Extracting inside information from superannuation

Last week I set out the case for greater rather than less involvement of unions in superannuation. It is not that unions are without fault, but rather that there may be a better alignment of interests between unions and investors than between independent trustees and investors, the main alternative that is on offer. If so, governance based on greater involvement of unions should result in better outcomes for investors; for which there is some empirical evidence. This week, I elaborate on a problem that I glossed over last week, information asymmetry and the principal/agent problem.

I start with the premise that there are insiders, those who work in the funds and understand the investments that the funds make; and outsiders, namely investors. I assume that insiders can determine whether the investments are meeting the interests of investors, and outsiders cannot do so (or cannot do so to the same degree). This is known as information asymmetry.

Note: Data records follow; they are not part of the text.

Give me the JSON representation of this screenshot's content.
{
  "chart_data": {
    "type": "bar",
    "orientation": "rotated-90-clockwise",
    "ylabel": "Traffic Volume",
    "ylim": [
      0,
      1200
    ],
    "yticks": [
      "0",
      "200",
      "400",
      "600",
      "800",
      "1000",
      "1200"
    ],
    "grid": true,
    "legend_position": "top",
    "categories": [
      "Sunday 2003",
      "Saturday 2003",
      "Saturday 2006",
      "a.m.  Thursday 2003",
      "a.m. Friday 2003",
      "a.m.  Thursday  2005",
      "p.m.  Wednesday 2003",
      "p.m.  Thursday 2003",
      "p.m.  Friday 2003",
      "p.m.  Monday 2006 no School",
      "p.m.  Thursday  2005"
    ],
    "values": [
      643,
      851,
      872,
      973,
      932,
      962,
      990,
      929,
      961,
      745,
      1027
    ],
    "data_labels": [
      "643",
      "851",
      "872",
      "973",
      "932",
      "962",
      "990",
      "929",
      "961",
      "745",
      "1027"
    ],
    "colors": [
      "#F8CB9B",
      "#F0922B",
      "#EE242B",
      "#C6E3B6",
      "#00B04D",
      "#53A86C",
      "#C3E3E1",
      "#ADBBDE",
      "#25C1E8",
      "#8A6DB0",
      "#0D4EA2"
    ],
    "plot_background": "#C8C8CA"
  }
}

Ideally, we would like outsiders to know as much as insiders so that they can do one of two things: change the amount of money they invest in the fund including switching to other funds if performance is inadequate; or find avenues for improving the funds, perhaps by selecting insiders (i.e. trustees) that better meet their needs. We would like to remove this information asymmetry but that is likely to be costly. Money spent on reducing information asymmetry could, perhaps, be better used to make additional investments.

The insiders are also Agents acting on behalf of the investors or Principals. If the interests of the Agents are perfectly aligned with investors — say both want to maximize returns over 40 years for a given level of risk — then we don’t need to spend investors’ money on reducing information asymmetry. We can be confident that the insiders will invest to meet outsiders’ needs. But if the interests of Agents are misaligned then this is not so.

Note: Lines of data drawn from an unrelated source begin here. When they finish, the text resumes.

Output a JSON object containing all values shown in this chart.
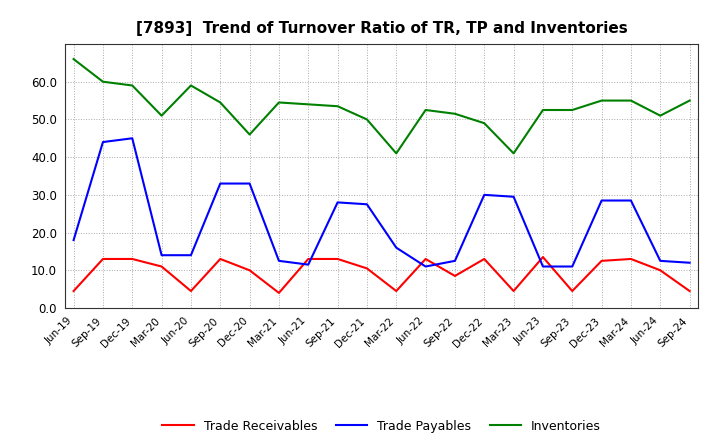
{
  "title": "[7893]  Trend of Turnover Ratio of TR, TP and Inventories",
  "title_fontsize": 11,
  "ylim": [
    0.0,
    70.0
  ],
  "yticks": [
    0.0,
    10.0,
    20.0,
    30.0,
    40.0,
    50.0,
    60.0
  ],
  "x_labels": [
    "Jun-19",
    "Sep-19",
    "Dec-19",
    "Mar-20",
    "Jun-20",
    "Sep-20",
    "Dec-20",
    "Mar-21",
    "Jun-21",
    "Sep-21",
    "Dec-21",
    "Mar-22",
    "Jun-22",
    "Sep-22",
    "Dec-22",
    "Mar-23",
    "Jun-23",
    "Sep-23",
    "Dec-23",
    "Mar-24",
    "Jun-24",
    "Sep-24"
  ],
  "trade_receivables": [
    4.5,
    13.0,
    13.0,
    11.0,
    4.5,
    13.0,
    10.0,
    4.0,
    13.0,
    13.0,
    10.5,
    4.5,
    13.0,
    8.5,
    13.0,
    4.5,
    13.5,
    4.5,
    12.5,
    13.0,
    10.0,
    4.5
  ],
  "trade_payables": [
    18.0,
    44.0,
    45.0,
    14.0,
    14.0,
    33.0,
    33.0,
    12.5,
    11.5,
    28.0,
    27.5,
    16.0,
    11.0,
    12.5,
    30.0,
    29.5,
    11.0,
    11.0,
    28.5,
    28.5,
    12.5,
    12.0
  ],
  "inventories": [
    66.0,
    60.0,
    59.0,
    51.0,
    59.0,
    54.5,
    46.0,
    54.5,
    54.0,
    53.5,
    50.0,
    41.0,
    52.5,
    51.5,
    49.0,
    41.0,
    52.5,
    52.5,
    55.0,
    55.0,
    51.0,
    55.0
  ],
  "tr_color": "#ff0000",
  "tp_color": "#0000ff",
  "inv_color": "#008000",
  "line_width": 1.5,
  "legend_labels": [
    "Trade Receivables",
    "Trade Payables",
    "Inventories"
  ],
  "background_color": "#ffffff",
  "grid_color": "#aaaaaa",
  "grid_linestyle": ":"
}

As I noted last week, the practice of linking executive pay to share price aims to align executives’ interests with shareholders’ interests. Then, it is said, executives will always act in shareholder’s best interests. But the typical share scheme (and tenure of an executive) is much shorter than the life of the firm or the life of investments at the firm. The executives also have much better information on firm performance than shareholders or even board members. As a result, ‘although stock-based compensation induces managers to exert costly effort to increase their firms’ investment opportunities, it also supplies incentives for suboptimal investment policies designed to hide bad news about the firm’s long-term growth.[1] It presents incentives for executives to maximise performance over their tenure and over the term of their stock options, even if this doesn’t maximise long-term performance.

This problem suggests that there is little chance, given the much longer horizons, of aligning incentives in superannuation using a similar approach. Even independent trustees have a tenure much shorter than the investment horizon of most fund members; it is hard to escape the view they will be most closely focused on performance in the 3 to 5 years that they work at a fund. We might have to rely on more regulation and more unions after all.

But a look back at history suggests that this may be too pessimistic. Stock-based performance schemes are not just a feature of today’s capitalism. Du Pont introduced an executive incentive plan 90 years ago, in 1927, shortly before the first Wall Street crash. Under their “Executive Trusts Plan” Du Pont did not simply gift shares or options to its executives, but rather ‘the company [received] in payment interest-bearing notes running from seven to ten years, with the stock so purchased deposited as security for the payment of the notes…[2] What did this mean? Basically, the executive incurred a long-dated debt (which Du Pont would lend them) to fund the acquisition of the stock, interest on which compounded (or was paid down with dividends). This gave executives a strong incentive to maximise the value of the stock over the lifetime of the debt.[3]

So, executives had their own skin in the game, in the form of an obligation to repay a substantial debt, and a long-term incentive consistent with the tenor of the debt. Unlike the modern executive, they could not escape the debt by simply walking away.

Could you adapt this to superannuation? Senior executives and trustees could be encouraged to ‘buy’ shares in the funds they manage using, perhaps, market-rate compounding loans provided by the fund maturing in, say, 20 or even 30 years. While free to move on, executives and trustees would be precluded from switching these shares to other funds, or precluded from doing so within, say, 15 years. This, alone, would help to align interests. And metrics such as executive staff turnover, the size and longevity of funds held by current staff, the size and longevity of funds held by past staff, and the excess of fund returns to compound interest, might shed some light on what insiders really think about fund performance.

Fanciful, perhaps. But how attractive are alternatives such as a regulation induced ‘one size fits all’?

 

[1] Benmelech R, Kandel E, Veronesi P Stock-Based Compensation and CEO (Dis)Incentives, The Quarterly Journal of Economics, November 2010, 1769-1820, 1770.

[2] Holden R, The Original Management Incentive Schemes, Journal of Economic Perspectives 19 4 (Fall 2005) 135-144, 138.

[3] Even when the scheme was struggling in the Great Depression, the board agreed to defer shortfalls of interest payment and principal for a while but refused to forgive the loans.